Take, for example, their Victorian-esque beer-battered cockles and clams, or King Henry VIII-worthy smoked pork jowl with sorrel. ‘We go through really old cookbooks and the writings of Samuel Pepys, then style it our own way and pull it into the modern age,’ he explains of Rake, the name chosen for its roustabouting, Byronic feel. ‘It’s like a history project. It’s life-affirming food.’
Jay started his illustrious career flipping burgers in Brighton at 17. ‘I had no idea what I wanted to do,’ he says. A few years later, and Jay’s brother was working at Soho mainstay Quo Vadis, and Jay 'surreptitiously’ scored himself a job there as a kitchen porter. Since then he’s darted through some of London’s most impressive restaurants, with stints everywhere from Morito to Brat, as well as the now-shuttered Taiwanese teahouse Xu, as well as being a key part of the opening teams at the Borough Market branch of Bao and Peckham Cellars.
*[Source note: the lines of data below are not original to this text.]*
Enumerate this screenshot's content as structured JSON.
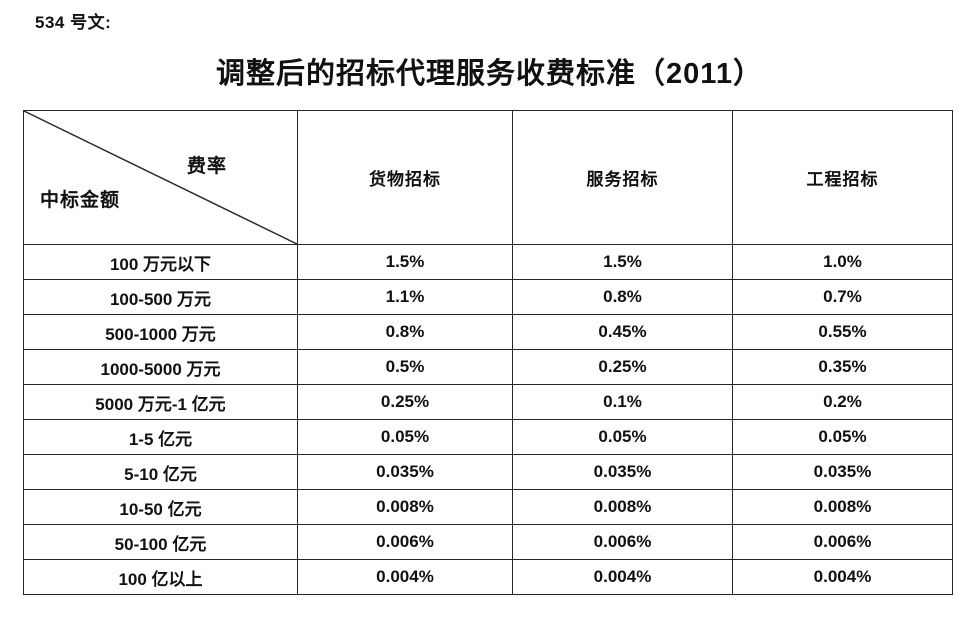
{
  "page": {
    "doc_label": "534 号文:",
    "title": "调整后的招标代理服务收费标准（2011）"
  },
  "colors": {
    "text": "#111111",
    "border": "#262626",
    "background": "#ffffff"
  },
  "table": {
    "corner": {
      "top_right_label": "费率",
      "bottom_left_label": "中标金额"
    },
    "columns": [
      "货物招标",
      "服务招标",
      "工程招标"
    ],
    "rows": [
      {
        "label": "100 万元以下",
        "values": [
          "1.5%",
          "1.5%",
          "1.0%"
        ]
      },
      {
        "label": "100-500 万元",
        "values": [
          "1.1%",
          "0.8%",
          "0.7%"
        ]
      },
      {
        "label": "500-1000 万元",
        "values": [
          "0.8%",
          "0.45%",
          "0.55%"
        ]
      },
      {
        "label": "1000-5000 万元",
        "values": [
          "0.5%",
          "0.25%",
          "0.35%"
        ]
      },
      {
        "label": "5000 万元-1 亿元",
        "values": [
          "0.25%",
          "0.1%",
          "0.2%"
        ]
      },
      {
        "label": "1-5 亿元",
        "values": [
          "0.05%",
          "0.05%",
          "0.05%"
        ]
      },
      {
        "label": "5-10 亿元",
        "values": [
          "0.035%",
          "0.035%",
          "0.035%"
        ]
      },
      {
        "label": "10-50 亿元",
        "values": [
          "0.008%",
          "0.008%",
          "0.008%"
        ]
      },
      {
        "label": "50-100 亿元",
        "values": [
          "0.006%",
          "0.006%",
          "0.006%"
        ]
      },
      {
        "label": "100 亿以上",
        "values": [
          "0.004%",
          "0.004%",
          "0.004%"
        ]
      }
    ]
  }
}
His last position before setting up Rake was as head chef at Dalston’s Acme Fire Cult, meeting the Cornwall-born Cyrus behind the grill. ‘I think with all the best friendships, we were unsure of each other at first, but I don’t know of many chefs who are quite as aligned as we are now.’
Millie Tsukagoshi Lagares

Unlike our other young chefs, Millie Tsukagoshi Lagares categorically does not want to open her own restaurant. ‘Nope!’ she says. ‘It would give me a borderline panic attack.’ Instead, she’d much rather host a documentary about the lesser seen foods of Japan, where she currently lives, splitting her time equally between Tokyo and London.
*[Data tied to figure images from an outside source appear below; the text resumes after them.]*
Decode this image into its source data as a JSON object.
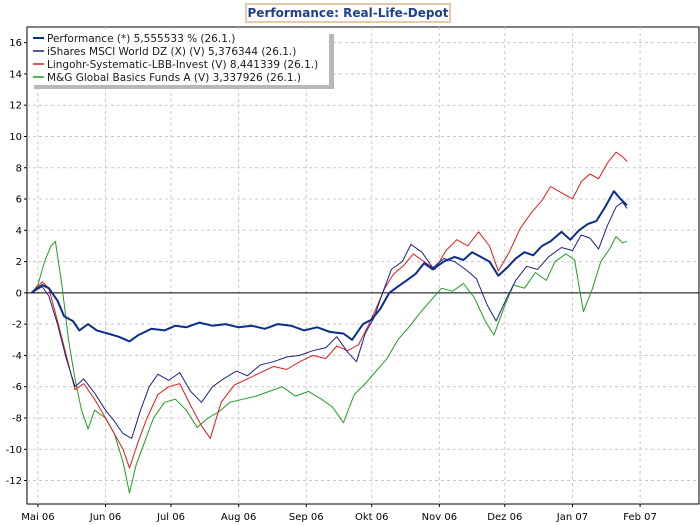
{
  "chart_data": {
    "type": "line",
    "title": "Performance: Real-Life-Depot",
    "xlabel": "",
    "ylabel": "",
    "ylim": [
      -13.5,
      17
    ],
    "xlim": [
      "2006-04-26",
      "2007-02-28"
    ],
    "yticks": [
      -12,
      -10,
      -8,
      -6,
      -4,
      -2,
      0,
      2,
      4,
      6,
      8,
      10,
      12,
      14,
      16
    ],
    "xticks": [
      {
        "label": "Mai 06",
        "date": "2006-05-01"
      },
      {
        "label": "Jun 06",
        "date": "2006-06-01"
      },
      {
        "label": "Jul 06",
        "date": "2006-07-01"
      },
      {
        "label": "Aug 06",
        "date": "2006-08-01"
      },
      {
        "label": "Sep 06",
        "date": "2006-09-01"
      },
      {
        "label": "Okt 06",
        "date": "2006-10-01"
      },
      {
        "label": "Nov 06",
        "date": "2006-11-01"
      },
      {
        "label": "Dez 06",
        "date": "2006-12-01"
      },
      {
        "label": "Jan 07",
        "date": "2007-01-01"
      },
      {
        "label": "Feb 07",
        "date": "2007-02-01"
      }
    ],
    "grid": true,
    "legend_position": "top-left",
    "series": [
      {
        "name": "Performance (*) 5,555533 % (26.1.)",
        "color": "#0b2d8c",
        "width": 2,
        "points": [
          [
            "2006-04-28",
            0
          ],
          [
            "2006-05-03",
            0.5
          ],
          [
            "2006-05-06",
            0.3
          ],
          [
            "2006-05-10",
            -0.5
          ],
          [
            "2006-05-13",
            -1.5
          ],
          [
            "2006-05-17",
            -1.8
          ],
          [
            "2006-05-20",
            -2.4
          ],
          [
            "2006-05-24",
            -2.0
          ],
          [
            "2006-05-28",
            -2.4
          ],
          [
            "2006-06-02",
            -2.6
          ],
          [
            "2006-06-07",
            -2.8
          ],
          [
            "2006-06-12",
            -3.1
          ],
          [
            "2006-06-16",
            -2.7
          ],
          [
            "2006-06-22",
            -2.3
          ],
          [
            "2006-06-28",
            -2.4
          ],
          [
            "2006-07-03",
            -2.1
          ],
          [
            "2006-07-08",
            -2.2
          ],
          [
            "2006-07-14",
            -1.9
          ],
          [
            "2006-07-20",
            -2.1
          ],
          [
            "2006-07-26",
            -2.0
          ],
          [
            "2006-08-01",
            -2.2
          ],
          [
            "2006-08-07",
            -2.1
          ],
          [
            "2006-08-13",
            -2.3
          ],
          [
            "2006-08-19",
            -2.0
          ],
          [
            "2006-08-25",
            -2.1
          ],
          [
            "2006-08-31",
            -2.4
          ],
          [
            "2006-09-06",
            -2.2
          ],
          [
            "2006-09-12",
            -2.5
          ],
          [
            "2006-09-18",
            -2.6
          ],
          [
            "2006-09-22",
            -3.0
          ],
          [
            "2006-09-27",
            -2.0
          ],
          [
            "2006-10-01",
            -1.7
          ],
          [
            "2006-10-05",
            -1.0
          ],
          [
            "2006-10-09",
            0
          ],
          [
            "2006-10-13",
            0.4
          ],
          [
            "2006-10-17",
            0.8
          ],
          [
            "2006-10-21",
            1.2
          ],
          [
            "2006-10-25",
            1.9
          ],
          [
            "2006-10-29",
            1.5
          ],
          [
            "2006-11-03",
            2.0
          ],
          [
            "2006-11-08",
            2.3
          ],
          [
            "2006-11-12",
            2.1
          ],
          [
            "2006-11-16",
            2.6
          ],
          [
            "2006-11-20",
            2.3
          ],
          [
            "2006-11-24",
            2.0
          ],
          [
            "2006-11-28",
            1.1
          ],
          [
            "2006-12-02",
            1.6
          ],
          [
            "2006-12-06",
            2.2
          ],
          [
            "2006-12-10",
            2.6
          ],
          [
            "2006-12-14",
            2.4
          ],
          [
            "2006-12-18",
            3.0
          ],
          [
            "2006-12-22",
            3.3
          ],
          [
            "2006-12-27",
            3.9
          ],
          [
            "2006-12-31",
            3.4
          ],
          [
            "2007-01-04",
            4.0
          ],
          [
            "2007-01-08",
            4.4
          ],
          [
            "2007-01-12",
            4.6
          ],
          [
            "2007-01-16",
            5.5
          ],
          [
            "2007-01-20",
            6.5
          ],
          [
            "2007-01-23",
            6.0
          ],
          [
            "2007-01-26",
            5.6
          ]
        ]
      },
      {
        "name": "iShares MSCI World DZ (X) (V) 5,376344 (26.1.)",
        "color": "#1a237e",
        "width": 1,
        "points": [
          [
            "2006-04-28",
            0
          ],
          [
            "2006-05-03",
            0.4
          ],
          [
            "2006-05-06",
            -0.2
          ],
          [
            "2006-05-10",
            -2.0
          ],
          [
            "2006-05-14",
            -4.2
          ],
          [
            "2006-05-18",
            -6.0
          ],
          [
            "2006-05-22",
            -5.5
          ],
          [
            "2006-05-27",
            -6.4
          ],
          [
            "2006-06-01",
            -7.5
          ],
          [
            "2006-06-05",
            -8.2
          ],
          [
            "2006-06-09",
            -9.0
          ],
          [
            "2006-06-13",
            -9.3
          ],
          [
            "2006-06-17",
            -7.5
          ],
          [
            "2006-06-21",
            -6.0
          ],
          [
            "2006-06-25",
            -5.2
          ],
          [
            "2006-06-30",
            -5.6
          ],
          [
            "2006-07-05",
            -5.1
          ],
          [
            "2006-07-10",
            -6.3
          ],
          [
            "2006-07-15",
            -7.0
          ],
          [
            "2006-07-20",
            -6.0
          ],
          [
            "2006-07-25",
            -5.5
          ],
          [
            "2006-07-31",
            -5.0
          ],
          [
            "2006-08-05",
            -5.3
          ],
          [
            "2006-08-11",
            -4.6
          ],
          [
            "2006-08-17",
            -4.4
          ],
          [
            "2006-08-23",
            -4.1
          ],
          [
            "2006-08-29",
            -4.0
          ],
          [
            "2006-09-04",
            -3.7
          ],
          [
            "2006-09-10",
            -3.5
          ],
          [
            "2006-09-15",
            -2.8
          ],
          [
            "2006-09-20",
            -3.8
          ],
          [
            "2006-09-24",
            -4.4
          ],
          [
            "2006-09-28",
            -2.6
          ],
          [
            "2006-10-02",
            -1.6
          ],
          [
            "2006-10-06",
            0
          ],
          [
            "2006-10-10",
            1.5
          ],
          [
            "2006-10-15",
            2.0
          ],
          [
            "2006-10-19",
            3.1
          ],
          [
            "2006-10-24",
            2.6
          ],
          [
            "2006-10-29",
            1.6
          ],
          [
            "2006-11-03",
            2.2
          ],
          [
            "2006-11-08",
            2.0
          ],
          [
            "2006-11-13",
            1.5
          ],
          [
            "2006-11-18",
            0.9
          ],
          [
            "2006-11-23",
            -0.8
          ],
          [
            "2006-11-27",
            -1.8
          ],
          [
            "2006-12-02",
            -0.3
          ],
          [
            "2006-12-06",
            0.8
          ],
          [
            "2006-12-11",
            1.7
          ],
          [
            "2006-12-16",
            1.5
          ],
          [
            "2006-12-21",
            2.3
          ],
          [
            "2006-12-27",
            2.9
          ],
          [
            "2007-01-01",
            2.7
          ],
          [
            "2007-01-05",
            3.7
          ],
          [
            "2007-01-09",
            3.5
          ],
          [
            "2007-01-13",
            2.8
          ],
          [
            "2007-01-17",
            4.3
          ],
          [
            "2007-01-21",
            5.5
          ],
          [
            "2007-01-24",
            5.8
          ],
          [
            "2007-01-26",
            5.4
          ]
        ]
      },
      {
        "name": "Lingohr-Systematic-LBB-Invest (V) 8,441339 (26.1.)",
        "color": "#e21a1a",
        "width": 1,
        "points": [
          [
            "2006-04-28",
            0
          ],
          [
            "2006-05-03",
            0.7
          ],
          [
            "2006-05-06",
            0.3
          ],
          [
            "2006-05-10",
            -1.8
          ],
          [
            "2006-05-14",
            -4.0
          ],
          [
            "2006-05-18",
            -6.2
          ],
          [
            "2006-05-22",
            -5.8
          ],
          [
            "2006-05-27",
            -6.8
          ],
          [
            "2006-06-01",
            -8.0
          ],
          [
            "2006-06-05",
            -9.0
          ],
          [
            "2006-06-09",
            -10.0
          ],
          [
            "2006-06-12",
            -11.2
          ],
          [
            "2006-06-16",
            -9.5
          ],
          [
            "2006-06-20",
            -8.0
          ],
          [
            "2006-06-25",
            -6.5
          ],
          [
            "2006-06-30",
            -6.0
          ],
          [
            "2006-07-05",
            -5.8
          ],
          [
            "2006-07-10",
            -7.2
          ],
          [
            "2006-07-15",
            -8.5
          ],
          [
            "2006-07-19",
            -9.3
          ],
          [
            "2006-07-24",
            -7.0
          ],
          [
            "2006-07-30",
            -5.9
          ],
          [
            "2006-08-05",
            -5.5
          ],
          [
            "2006-08-11",
            -5.1
          ],
          [
            "2006-08-17",
            -4.7
          ],
          [
            "2006-08-23",
            -4.9
          ],
          [
            "2006-08-29",
            -4.4
          ],
          [
            "2006-09-04",
            -4.0
          ],
          [
            "2006-09-10",
            -4.2
          ],
          [
            "2006-09-15",
            -3.4
          ],
          [
            "2006-09-20",
            -3.7
          ],
          [
            "2006-09-25",
            -3.3
          ],
          [
            "2006-09-29",
            -2.2
          ],
          [
            "2006-10-03",
            -1.0
          ],
          [
            "2006-10-07",
            0.3
          ],
          [
            "2006-10-11",
            1.2
          ],
          [
            "2006-10-16",
            1.8
          ],
          [
            "2006-10-20",
            2.5
          ],
          [
            "2006-10-25",
            2.0
          ],
          [
            "2006-10-30",
            1.5
          ],
          [
            "2006-11-04",
            2.7
          ],
          [
            "2006-11-09",
            3.4
          ],
          [
            "2006-11-14",
            3.0
          ],
          [
            "2006-11-19",
            3.9
          ],
          [
            "2006-11-24",
            3.0
          ],
          [
            "2006-11-28",
            1.4
          ],
          [
            "2006-12-03",
            2.6
          ],
          [
            "2006-12-08",
            4.1
          ],
          [
            "2006-12-13",
            5.1
          ],
          [
            "2006-12-18",
            5.9
          ],
          [
            "2006-12-22",
            6.8
          ],
          [
            "2006-12-27",
            6.4
          ],
          [
            "2007-01-01",
            6.0
          ],
          [
            "2007-01-05",
            7.1
          ],
          [
            "2007-01-09",
            7.6
          ],
          [
            "2007-01-13",
            7.3
          ],
          [
            "2007-01-17",
            8.3
          ],
          [
            "2007-01-21",
            9.0
          ],
          [
            "2007-01-24",
            8.7
          ],
          [
            "2007-01-26",
            8.4
          ]
        ]
      },
      {
        "name": "M&G Global Basics Funds A (V) 3,337926 (26.1.)",
        "color": "#1e9e1e",
        "width": 1,
        "points": [
          [
            "2006-04-28",
            0
          ],
          [
            "2006-05-01",
            0.5
          ],
          [
            "2006-05-04",
            2.0
          ],
          [
            "2006-05-07",
            3.0
          ],
          [
            "2006-05-09",
            3.3
          ],
          [
            "2006-05-12",
            0.5
          ],
          [
            "2006-05-15",
            -3.0
          ],
          [
            "2006-05-18",
            -5.5
          ],
          [
            "2006-05-21",
            -7.5
          ],
          [
            "2006-05-24",
            -8.7
          ],
          [
            "2006-05-27",
            -7.5
          ],
          [
            "2006-06-01",
            -8.0
          ],
          [
            "2006-06-05",
            -9.0
          ],
          [
            "2006-06-09",
            -10.8
          ],
          [
            "2006-06-12",
            -12.8
          ],
          [
            "2006-06-15",
            -11.0
          ],
          [
            "2006-06-19",
            -9.5
          ],
          [
            "2006-06-23",
            -8.0
          ],
          [
            "2006-06-28",
            -7.0
          ],
          [
            "2006-07-03",
            -6.8
          ],
          [
            "2006-07-08",
            -7.5
          ],
          [
            "2006-07-13",
            -8.6
          ],
          [
            "2006-07-18",
            -8.0
          ],
          [
            "2006-07-23",
            -7.6
          ],
          [
            "2006-07-28",
            -7.0
          ],
          [
            "2006-08-03",
            -6.8
          ],
          [
            "2006-08-09",
            -6.6
          ],
          [
            "2006-08-15",
            -6.3
          ],
          [
            "2006-08-21",
            -6.0
          ],
          [
            "2006-08-27",
            -6.6
          ],
          [
            "2006-09-02",
            -6.3
          ],
          [
            "2006-09-08",
            -6.8
          ],
          [
            "2006-09-13",
            -7.3
          ],
          [
            "2006-09-18",
            -8.3
          ],
          [
            "2006-09-23",
            -6.5
          ],
          [
            "2006-09-28",
            -5.8
          ],
          [
            "2006-10-03",
            -5.0
          ],
          [
            "2006-10-08",
            -4.2
          ],
          [
            "2006-10-13",
            -3.0
          ],
          [
            "2006-10-18",
            -2.2
          ],
          [
            "2006-10-23",
            -1.3
          ],
          [
            "2006-10-28",
            -0.5
          ],
          [
            "2006-11-02",
            0.3
          ],
          [
            "2006-11-07",
            0.1
          ],
          [
            "2006-11-12",
            0.6
          ],
          [
            "2006-11-17",
            -0.3
          ],
          [
            "2006-11-22",
            -1.8
          ],
          [
            "2006-11-26",
            -2.7
          ],
          [
            "2006-12-01",
            -0.8
          ],
          [
            "2006-12-05",
            0.5
          ],
          [
            "2006-12-10",
            0.3
          ],
          [
            "2006-12-15",
            1.3
          ],
          [
            "2006-12-20",
            0.8
          ],
          [
            "2006-12-24",
            2.0
          ],
          [
            "2006-12-29",
            2.5
          ],
          [
            "2007-01-02",
            2.1
          ],
          [
            "2007-01-06",
            -1.2
          ],
          [
            "2007-01-10",
            0.2
          ],
          [
            "2007-01-14",
            2.0
          ],
          [
            "2007-01-18",
            2.8
          ],
          [
            "2007-01-21",
            3.6
          ],
          [
            "2007-01-24",
            3.2
          ],
          [
            "2007-01-26",
            3.3
          ]
        ]
      }
    ]
  }
}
‘I would love to do a TV show, that’s my seven year plan,’ explains Millie, who moved to Japan when writing her book, Umai: Recipes From a Japanese Home Kitchen. ‘I’d travel around and cook with chefs from places like Kobe, which is my favourite city, with loads of great jazz bars, pastries and Italian food.’
Raised in Notting Hill, Millie started out in food after applying to be a kitchen porter at Four Legs. ‘I didn’t actually know what it was, but it turned out to be the most fun, ever,’ says Mille of her strangely enjoyable stint washing dishes. Next came a job with restaurant PR kingpins Gemma Bell & Company, while Millie was simultaneously making her own recipe zines, eventually leading to her acclaimed debut cookbook. ‘A lot of people think that Japanese recipes are super inaccessible, but I wanted to do ones you could easily make at home in London.’ When she’s in London, Millie cooks at pop-ups across the country, including recent events at The Old Pharmacy in Bruton, Somerset, as well as at Giacco’s in Finsbury Park, People’s Wine in Dalston and Italo in Vauxhall. There’s even been a pastry collab with Toad Bakery in Camberwell.
Not just an outrageously talented cook, Millie also works in social media, PR and marketing for a host of different restaurants as well as a matcha brand. You also might have seen her on Sunday Brunch, cooking up recipes from Umai. ‘Cooking is really kind of a hobby that turned into something more,’ she explains.